How are VVX cash-secured put max profit and max loss calculated?
Max profit equals premium times 100; max loss equals strike minus premium times 100 (at zero, assuming assignment). Breakeven is strike minus premium. For the VVX cash-secured put priced from the end-of-day chain at a 30-day expiry (ATM IV 48.50%), the computed maximum profit is unbounded per contract and the computed maximum loss is unbounded per contract. Live intraday quotes will differ as the chain moves through the trading session.
What is the breakeven for a VVX cash-secured put?

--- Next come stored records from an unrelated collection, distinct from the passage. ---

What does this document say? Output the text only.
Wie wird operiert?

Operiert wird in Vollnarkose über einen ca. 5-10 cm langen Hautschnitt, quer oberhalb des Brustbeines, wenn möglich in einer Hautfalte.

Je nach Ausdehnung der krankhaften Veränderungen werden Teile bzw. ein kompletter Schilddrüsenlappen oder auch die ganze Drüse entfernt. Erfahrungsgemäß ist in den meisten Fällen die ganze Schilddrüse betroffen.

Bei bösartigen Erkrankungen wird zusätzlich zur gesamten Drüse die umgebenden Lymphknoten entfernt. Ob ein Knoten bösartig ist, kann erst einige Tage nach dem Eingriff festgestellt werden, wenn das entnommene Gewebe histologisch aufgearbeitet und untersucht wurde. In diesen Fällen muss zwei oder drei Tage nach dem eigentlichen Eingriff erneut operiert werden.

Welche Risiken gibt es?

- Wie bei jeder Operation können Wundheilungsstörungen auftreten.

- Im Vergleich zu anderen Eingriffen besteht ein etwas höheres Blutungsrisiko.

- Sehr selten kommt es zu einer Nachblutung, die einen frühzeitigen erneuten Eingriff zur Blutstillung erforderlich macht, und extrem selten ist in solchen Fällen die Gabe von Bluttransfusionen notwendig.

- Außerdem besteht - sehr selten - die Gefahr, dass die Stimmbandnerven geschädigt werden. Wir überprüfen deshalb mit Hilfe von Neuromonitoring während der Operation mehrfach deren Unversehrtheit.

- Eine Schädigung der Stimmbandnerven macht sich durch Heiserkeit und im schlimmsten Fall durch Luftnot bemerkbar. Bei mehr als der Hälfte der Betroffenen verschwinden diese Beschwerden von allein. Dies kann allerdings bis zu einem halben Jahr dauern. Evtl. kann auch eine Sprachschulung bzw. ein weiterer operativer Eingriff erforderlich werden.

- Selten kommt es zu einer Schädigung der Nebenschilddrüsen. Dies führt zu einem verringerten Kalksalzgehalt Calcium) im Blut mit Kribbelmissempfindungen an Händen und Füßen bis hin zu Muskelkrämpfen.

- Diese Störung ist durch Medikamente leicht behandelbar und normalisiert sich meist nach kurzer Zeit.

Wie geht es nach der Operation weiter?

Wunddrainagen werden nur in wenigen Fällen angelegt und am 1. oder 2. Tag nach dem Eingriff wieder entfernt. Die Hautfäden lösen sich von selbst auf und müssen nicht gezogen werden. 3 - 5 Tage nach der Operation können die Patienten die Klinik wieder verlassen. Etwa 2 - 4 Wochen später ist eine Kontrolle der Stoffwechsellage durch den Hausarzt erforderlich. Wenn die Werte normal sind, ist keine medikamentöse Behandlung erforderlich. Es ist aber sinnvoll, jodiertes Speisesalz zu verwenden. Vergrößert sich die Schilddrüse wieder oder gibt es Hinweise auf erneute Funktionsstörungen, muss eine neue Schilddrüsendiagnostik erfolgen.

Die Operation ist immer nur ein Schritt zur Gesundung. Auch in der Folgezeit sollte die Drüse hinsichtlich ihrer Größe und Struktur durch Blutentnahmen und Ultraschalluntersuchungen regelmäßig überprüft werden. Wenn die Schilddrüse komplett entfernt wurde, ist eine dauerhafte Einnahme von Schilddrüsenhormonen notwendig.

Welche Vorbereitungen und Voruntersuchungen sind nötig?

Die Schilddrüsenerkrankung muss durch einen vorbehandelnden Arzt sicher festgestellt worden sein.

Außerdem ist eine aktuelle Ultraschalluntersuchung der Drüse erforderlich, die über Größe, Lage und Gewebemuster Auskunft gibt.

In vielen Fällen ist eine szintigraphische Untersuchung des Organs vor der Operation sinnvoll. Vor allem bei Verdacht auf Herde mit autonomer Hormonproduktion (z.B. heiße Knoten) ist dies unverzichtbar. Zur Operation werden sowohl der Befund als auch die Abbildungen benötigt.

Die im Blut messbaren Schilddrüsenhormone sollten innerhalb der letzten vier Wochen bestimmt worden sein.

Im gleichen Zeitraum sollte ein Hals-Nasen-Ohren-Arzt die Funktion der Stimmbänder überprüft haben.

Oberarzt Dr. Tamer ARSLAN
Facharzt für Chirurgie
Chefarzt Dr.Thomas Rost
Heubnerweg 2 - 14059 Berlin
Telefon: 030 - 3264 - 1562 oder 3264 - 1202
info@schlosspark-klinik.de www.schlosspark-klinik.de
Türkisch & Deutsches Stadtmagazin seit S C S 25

The breakeven for the VVX cash-secured put priced on this page is no defined breakeven on the modeled curve at expiration, derived from end-of-day chain premiums. Breakeven is the underlying price at which the strategy's P&L crosses zero ignoring transaction costs and assignment risk. The current VVX market-implied 1-standard-deviation expected move is approximately 13.90%; if the move sits well outside the breakeven distance, the structure's risk-reward becomes correspondingly tighter.
When should you consider a cash-secured put on VVX?
Cash-secured puts on VVX earn premium while a trader waits to acquire VVX stock at a target strike below the current quote; most attractive when IV is rich and the trader is comfortable owning VVX.
How does current VVX implied volatility affect this cash-secured put?
VVX ATM IV is at 48.50% with IV rank near 6.15%, which is on the low end of its 1-year range. Premium-buying structures (long call, long put, debit spreads) are relatively cheap in this regime; premium-selling structures collect less credit per unit risk.